Imprimir Republicar

Boas práticas

Dinheiro de volta

Ghostwriters que ajudaram a escrever tese são processados e devolvem quantia paga por aluna de doutorado

Terminou de forma amigável um processo judicial movido por uma estudante alemã que encomendou a uma agência de ghostwriters um texto de 130 páginas para compor sua tese de doutorado, mas ficou insatisfeita com o resultado. A aluna acabou retirando o processo depois que a agência aceitou devolver os € 16.900, o equivalente a R$ 105 mil pagos pelo trabalho. Segundo reportagem publicada no site jornalístico Die Tageszeitung, a estudante, identificada no processo como Hatice A., trabalhava havia três anos no projeto de doutorado, conduzindo e transcrevendo entrevistas com alunas de uma escola profissionalizante – o objetivo era explorar suas motivações para buscar a qualificação para o ingresso na universidade por meio da educação de adultos.
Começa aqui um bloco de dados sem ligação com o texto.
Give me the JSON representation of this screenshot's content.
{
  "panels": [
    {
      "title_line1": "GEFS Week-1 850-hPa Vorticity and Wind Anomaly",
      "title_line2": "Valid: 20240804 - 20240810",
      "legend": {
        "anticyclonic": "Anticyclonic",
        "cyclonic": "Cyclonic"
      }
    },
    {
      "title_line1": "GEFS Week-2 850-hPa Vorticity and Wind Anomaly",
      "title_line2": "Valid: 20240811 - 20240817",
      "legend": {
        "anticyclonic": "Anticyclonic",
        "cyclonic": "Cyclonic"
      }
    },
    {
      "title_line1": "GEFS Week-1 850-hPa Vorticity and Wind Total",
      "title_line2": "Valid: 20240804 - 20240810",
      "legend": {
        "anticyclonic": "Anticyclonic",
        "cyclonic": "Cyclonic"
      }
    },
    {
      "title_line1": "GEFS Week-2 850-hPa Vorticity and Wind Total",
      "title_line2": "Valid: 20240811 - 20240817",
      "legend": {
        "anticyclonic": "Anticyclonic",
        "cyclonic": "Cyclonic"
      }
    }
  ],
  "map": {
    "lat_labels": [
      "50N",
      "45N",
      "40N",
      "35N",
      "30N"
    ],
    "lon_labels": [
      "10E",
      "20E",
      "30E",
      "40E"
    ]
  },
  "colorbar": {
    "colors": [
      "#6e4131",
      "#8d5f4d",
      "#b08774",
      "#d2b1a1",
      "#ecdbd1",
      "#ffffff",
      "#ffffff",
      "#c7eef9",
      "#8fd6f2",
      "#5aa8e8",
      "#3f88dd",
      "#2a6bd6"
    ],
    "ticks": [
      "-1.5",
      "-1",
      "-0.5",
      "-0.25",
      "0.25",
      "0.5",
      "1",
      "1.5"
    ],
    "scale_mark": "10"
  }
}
Trabalhando em dois empregos e vendo o prazo para concluir o projeto se esgotar, ela resolveu buscar ajuda externa.

Comprou o pacote de uma agência de ghostwriters, que cobrava € 2.500 por produzir a análise encomendada, acrescido de € 120 por página escrita. Ela forneceu material que já tinha produzido, incluindo bibliografia, e, cinco meses depois, recebeu um texto de 130 páginas, mas não gostou. “Tive a impressão de que eles haviam inserido um monte de tabelas criadas por eles mesmos no texto, unicamente para preencher páginas”, disse, segundo o Die Tageszeitung. Pediu ajustes, novamente ficou insatisfeita e decidiu não apresentar o trabalho.
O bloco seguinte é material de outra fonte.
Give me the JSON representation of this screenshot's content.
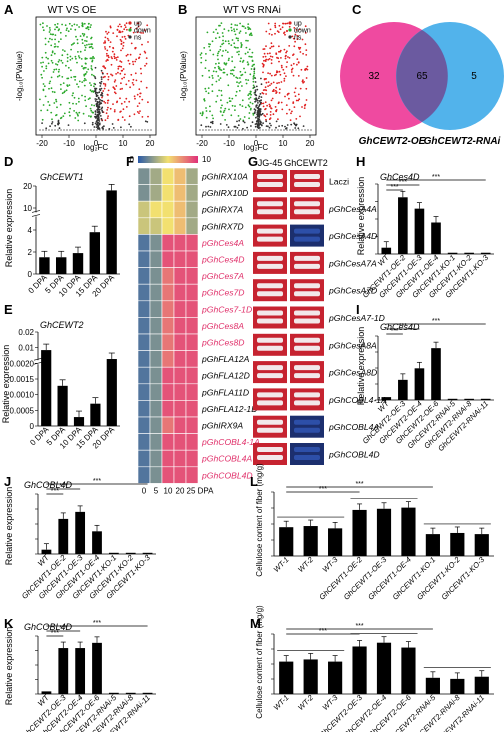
{
  "volcano": [
    {
      "label": "A",
      "title": "WT VS OE",
      "xlabel": "log₂FC",
      "ylabel": "-log₁₀(PValue)",
      "xticks": [
        "-20",
        "-10",
        "0",
        "10",
        "20"
      ],
      "legend": [
        "up",
        "down",
        "ns"
      ],
      "colors": {
        "up": "#e02020",
        "down": "#2aa82a",
        "ns": "#333333"
      }
    },
    {
      "label": "B",
      "title": "WT VS RNAi",
      "xlabel": "log₂FC",
      "ylabel": "-log₁₀(PValue)",
      "xticks": [
        "-20",
        "-10",
        "0",
        "10",
        "20"
      ],
      "legend": [
        "up",
        "down",
        "ns"
      ],
      "colors": {
        "up": "#e02020",
        "down": "#2aa82a",
        "ns": "#333333"
      }
    }
  ],
  "venn": {
    "label": "C",
    "left_only": "32",
    "overlap": "65",
    "right_only": "5",
    "left_name": "GhCEWT2-OE",
    "right_name": "GhCEWT2-RNAi",
    "left_color": "#ef4aa0",
    "right_color": "#3aa9e8"
  },
  "panelD": {
    "label": "D",
    "gene": "GhCEWT1",
    "ylabel": "Relative expression",
    "yticks": [
      "0",
      "2",
      "4",
      "10",
      "20"
    ],
    "categories": [
      "0 DPA",
      "5 DPA",
      "10 DPA",
      "15 DPA",
      "20 DPA"
    ],
    "values": [
      0.2,
      0.2,
      0.25,
      0.5,
      1.0
    ]
  },
  "panelE": {
    "label": "E",
    "gene": "GhCEWT2",
    "ylabel": "Relative expression",
    "yticks": [
      "0",
      "0.0005",
      "0.0010",
      "0.0015",
      "0.0020",
      "0.01",
      "0.02"
    ],
    "categories": [
      "0 DPA",
      "5 DPA",
      "10 DPA",
      "15 DPA",
      "20 DPA"
    ],
    "values": [
      0.85,
      0.45,
      0.1,
      0.25,
      0.75
    ]
  },
  "heatmap": {
    "label": "F",
    "scale_min": "0",
    "scale_max": "10",
    "xticks": [
      "0",
      "5",
      "10",
      "20",
      "25 DPA"
    ],
    "rows": [
      {
        "name": "pGhIRX10A",
        "red": false
      },
      {
        "name": "pGhIRX10D",
        "red": false
      },
      {
        "name": "pGhIRX7A",
        "red": false
      },
      {
        "name": "pGhIRX7D",
        "red": false
      },
      {
        "name": "pGhCes4A",
        "red": true
      },
      {
        "name": "pGhCes4D",
        "red": true
      },
      {
        "name": "pGhCes7A",
        "red": true
      },
      {
        "name": "pGhCes7D",
        "red": true
      },
      {
        "name": "pGhCes7-1D",
        "red": true
      },
      {
        "name": "pGhCes8A",
        "red": true
      },
      {
        "name": "pGhCes8D",
        "red": true
      },
      {
        "name": "pGhFLA12A",
        "red": false
      },
      {
        "name": "pGhFLA12D",
        "red": false
      },
      {
        "name": "pGhFLA11D",
        "red": false
      },
      {
        "name": "pGhFLA12-1D",
        "red": false
      },
      {
        "name": "pGhIRX9A",
        "red": false
      },
      {
        "name": "pGhCOBL4-1A",
        "red": true
      },
      {
        "name": "pGhCOBL4A",
        "red": true
      },
      {
        "name": "pGhCOBL4D",
        "red": true
      }
    ],
    "values": [
      [
        2,
        3,
        5,
        6,
        3
      ],
      [
        2,
        3,
        5,
        6,
        3
      ],
      [
        4,
        5,
        5,
        6,
        3
      ],
      [
        4,
        4,
        5,
        6,
        3
      ],
      [
        1,
        2,
        9,
        9,
        9
      ],
      [
        1,
        2,
        9,
        9,
        9
      ],
      [
        1,
        2,
        8,
        9,
        9
      ],
      [
        1,
        2,
        8,
        9,
        9
      ],
      [
        1,
        2,
        8,
        9,
        9
      ],
      [
        1,
        2,
        8,
        9,
        9
      ],
      [
        1,
        2,
        8,
        9,
        9
      ],
      [
        1,
        2,
        8,
        9,
        9
      ],
      [
        1,
        2,
        9,
        9,
        9
      ],
      [
        1,
        2,
        9,
        9,
        9
      ],
      [
        1,
        2,
        9,
        9,
        9
      ],
      [
        1,
        2,
        8,
        9,
        9
      ],
      [
        1,
        2,
        9,
        9,
        9
      ],
      [
        1,
        2,
        9,
        9,
        9
      ],
      [
        1,
        2,
        9,
        9,
        9
      ]
    ]
  },
  "panelG": {
    "label": "G",
    "col1": "JG-45",
    "col2": "GhCEWT2",
    "rows": [
      "Laczi",
      "pGhCesA4A",
      "pGhCesA4D",
      "pGhCesA7A",
      "pGhCesA7D",
      "pGhCesA7-1D",
      "pGhCesA8A",
      "pGhCesA8D",
      "pGhCOBL4-1A",
      "pGhCOBL4A",
      "pGhCOBL4D"
    ],
    "blue_rows": [
      2,
      9,
      10
    ]
  },
  "panelH": {
    "label": "H",
    "gene": "GhCes4D",
    "ylabel": "Relative expression",
    "categories": [
      "WT",
      "GhCEWT1-OE-2",
      "GhCEWT1-OE-3",
      "GhCEWT1-OE-4",
      "GhCEWT1-KO-1",
      "GhCEWT1-KO-2",
      "GhCEWT1-KO-3"
    ],
    "values": [
      0.1,
      0.9,
      0.72,
      0.5,
      0.02,
      0.02,
      0.02
    ],
    "sig": "***"
  },
  "panelI": {
    "label": "I",
    "gene": "GhCes4D",
    "ylabel": "Relative expression",
    "categories": [
      "WT",
      "GhCEWT2-OE-3",
      "GhCEWT2-OE-4",
      "GhCEWT2-OE-6",
      "GhCEWT2-RNAi-5",
      "GhCEWT2-RNAi-8",
      "GhCEWT2-RNAi-11"
    ],
    "values": [
      0.05,
      0.35,
      0.55,
      0.9,
      0.02,
      0.02,
      0.02
    ],
    "sig": "***"
  },
  "panelJ": {
    "label": "J",
    "gene": "GhCOBL4D",
    "ylabel": "Relative expression",
    "categories": [
      "WT",
      "GhCEWT1-OE-2",
      "GhCEWT1-OE-3",
      "GhCEWT1-OE-4",
      "GhCEWT1-KO-1",
      "GhCEWT1-KO-2",
      "GhCEWT1-KO-3"
    ],
    "values": [
      0.08,
      0.65,
      0.78,
      0.42,
      0.02,
      0.02,
      0.02
    ],
    "sig": "***"
  },
  "panelK": {
    "label": "K",
    "gene": "GhCOBL4D",
    "ylabel": "Relative expression",
    "categories": [
      "WT",
      "GhCEWT2-OE-3",
      "GhCEWT2-OE-4",
      "GhCEWT2-OE-6",
      "GhCEWT2-RNAi-5",
      "GhCEWT2-RNAi-8",
      "GhCEWT2-RNAi-11"
    ],
    "values": [
      0.05,
      0.88,
      0.88,
      0.98,
      0.02,
      0.02,
      0.02
    ],
    "sig": "***"
  },
  "panelL": {
    "label": "L",
    "ylabel": "Cellulose content of fiber (mg/g)",
    "categories": [
      "WT-1",
      "WT-2",
      "WT-3",
      "GhCEWT1-OE-2",
      "GhCEWT1-OE-3",
      "GhCEWT1-OE-4",
      "GhCEWT1-KO-1",
      "GhCEWT1-KO-2",
      "GhCEWT1-KO-3"
    ],
    "values": [
      0.5,
      0.52,
      0.48,
      0.8,
      0.82,
      0.84,
      0.38,
      0.4,
      0.38
    ],
    "sig": "***"
  },
  "panelM": {
    "label": "M",
    "ylabel": "Cellulose content of fiber (mg/g)",
    "categories": [
      "WT-1",
      "WT-2",
      "WT-3",
      "GhCEWT2-OE-3",
      "GhCEWT2-OE-4",
      "GhCEWT2-OE-6",
      "GhCEWT2-RNAi-5",
      "GhCEWT2-RNAi-8",
      "GhCEWT2-RNAi-11"
    ],
    "values": [
      0.6,
      0.64,
      0.6,
      0.88,
      0.95,
      0.86,
      0.3,
      0.28,
      0.32
    ],
    "sig": "***"
  }
}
Embora pudesse ser acusada de má conduta, ela resolveu levar o caso ao Tribunal Regional de Luneburgo, cidade onde fica a agência de ghostwriters, pedindo o dinheiro de volta. A juíza que recebeu o caso, Christina Edinger, observou que estudantes de doutorado se comprometem a produzir trabalhos originais de forma independente e que a aluna poderia ser responsabilizada por quebrar essa regra. Hatice A. alegou que encomendou à agência apenas serviços de apoio, como compilação de material, edição e criação de rascunhos, que não comprometeriam a originalidade da obra. A agência, que a princípio propusera restituir apenas € 2 mil, acabou aceitando devolver a quantia total, depois que a aluna retirou a ação.
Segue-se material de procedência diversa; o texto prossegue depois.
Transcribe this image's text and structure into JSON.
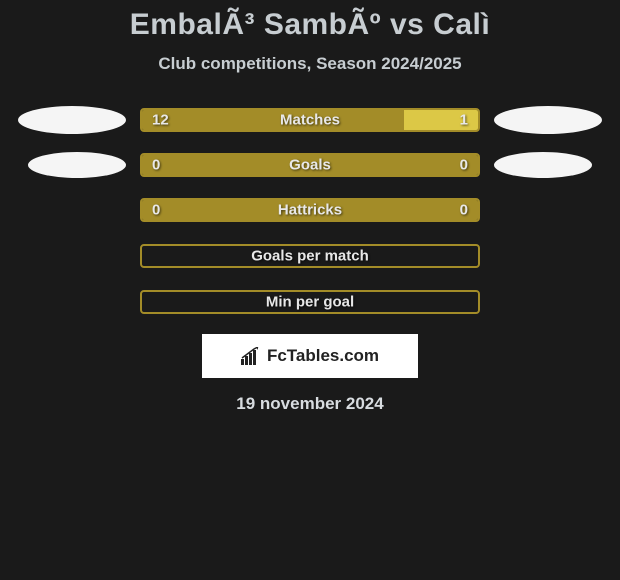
{
  "title": "EmbalÃ³ SambÃº vs Calì",
  "subtitle": "Club competitions, Season 2024/2025",
  "date": "19 november 2024",
  "logo_text": "FcTables.com",
  "colors": {
    "background": "#1a1a1a",
    "text": "#c7cdd1",
    "bar_left": "#a38c28",
    "bar_right": "#dcc846",
    "border": "#a38c28",
    "ellipse": "#f5f5f5"
  },
  "stats": [
    {
      "label": "Matches",
      "left_val": "12",
      "right_val": "1",
      "left_pct": 78,
      "right_pct": 22,
      "has_ellipses": true,
      "ellipse_variant": 1
    },
    {
      "label": "Goals",
      "left_val": "0",
      "right_val": "0",
      "left_pct": 100,
      "right_pct": 0,
      "has_ellipses": true,
      "ellipse_variant": 2
    },
    {
      "label": "Hattricks",
      "left_val": "0",
      "right_val": "0",
      "left_pct": 100,
      "right_pct": 0,
      "has_ellipses": false
    },
    {
      "label": "Goals per match",
      "left_val": "",
      "right_val": "",
      "left_pct": 0,
      "right_pct": 0,
      "has_ellipses": false,
      "empty": true
    },
    {
      "label": "Min per goal",
      "left_val": "",
      "right_val": "",
      "left_pct": 0,
      "right_pct": 0,
      "has_ellipses": false,
      "empty": true
    }
  ]
}
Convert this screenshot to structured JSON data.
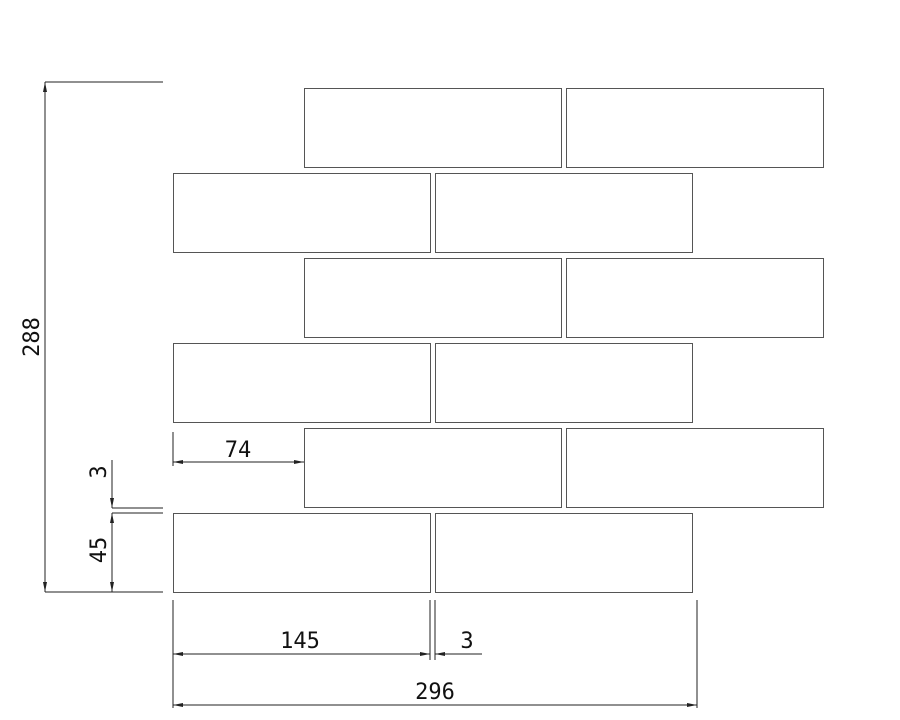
{
  "diagram": {
    "type": "brick tile layout drawing",
    "rows": 6,
    "bricks_per_row": 2,
    "dimensions": {
      "total_height": "288",
      "joint_vertical": "3",
      "brick_height": "45",
      "offset": "74",
      "brick_width": "145",
      "joint_horizontal": "3",
      "total_width": "296"
    },
    "line_color": "#555555",
    "background": "#ffffff"
  }
}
Um estudo apresentado em outubro por duas pesquisadoras da Universidade de Pretória, na África do Sul, na 2ª Conferência Internacional sobre Pesquisa em Educação, que aconteceu em Lisboa, Portugal, sugere que a contratação desse tipo de serviço pode estar se tornando ainda mais comum e difícil de detectar graças ao uso de programas de inteligência artificial generativa. No trabalho, Brenda van Wyk e Lesego Makhafola afirmam que, além de representar uma ameaça à integridade acadêmica e à qualidade da pesquisa, a tendência é preocupante por favorecer o “desengajamento moral dos estudantes”. Fatores como imaturidade e falta de letramento acadêmico podem contribuir para essas práticas, mas elas também não descartam que a carga de trabalho imposta aos estudantes e até mesmo a falta de interesse e a negligência dos professores contribuam para o comportamento antiético.